The Road Ahead: Challenges and Opportunities

Despite these promising developments, significant challenges remain. Validated biomarkers for treatment response are still lacking, and resistance mechanisms in aggressive meningiomas are not fully understood 8 . The blood-brain barrier also continues to pose obstacles for drug delivery, though techniques like convection-enhanced delivery are being explored to overcome this limitation 8 .

Future progress will require large-scale, biomarker-driven clinical trials to confirm the efficacy of emerging treatments and establish optimal combination regimens 8 . The integration of molecular profiling into standard diagnosis will continue to refine our ability to match patients with the most effective therapies.

Future Research Directions

Biomarker Validation

Establishing reliable biomarkers for treatment response and resistance mechanisms.

Clinical Trial Expansion

Large-scale trials to confirm efficacy of emerging targeted therapies.

Drug Delivery Innovation

Developing methods to overcome the blood-brain barrier for better drug penetration.

Combination Therapies

Exploring synergistic effects of multiple treatment approaches.

Conclusion: A New Era of Precision Medicine

The landscape of meningioma care is undergoing a remarkable transformation, moving from a one-size-fits-all approach to personalized, precision medicine.
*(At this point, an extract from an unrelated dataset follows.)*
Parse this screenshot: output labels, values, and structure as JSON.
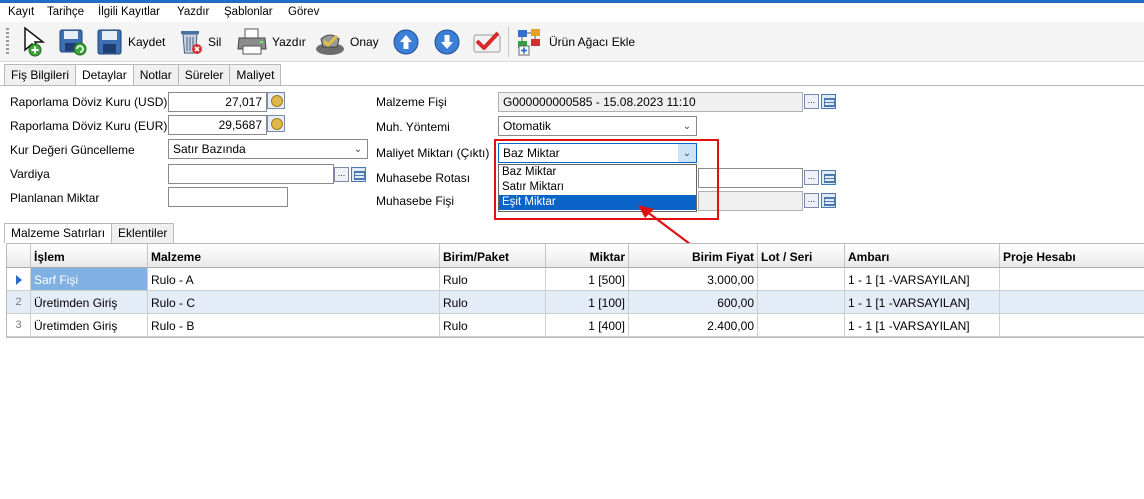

As research continues to unravel the molecular complexities of these common brain tumors, patients stand to benefit from more accurate prognoses and increasingly effective, targeted treatments.

"The work being done by our Centre of Excellence at Plymouth is world-leading," noted Dr. Karen Noble, "and now is the time to build on this momentum" 7 . With ongoing advances in molecular profiling and innovative therapies, the future for meningioma patients looks increasingly hopeful.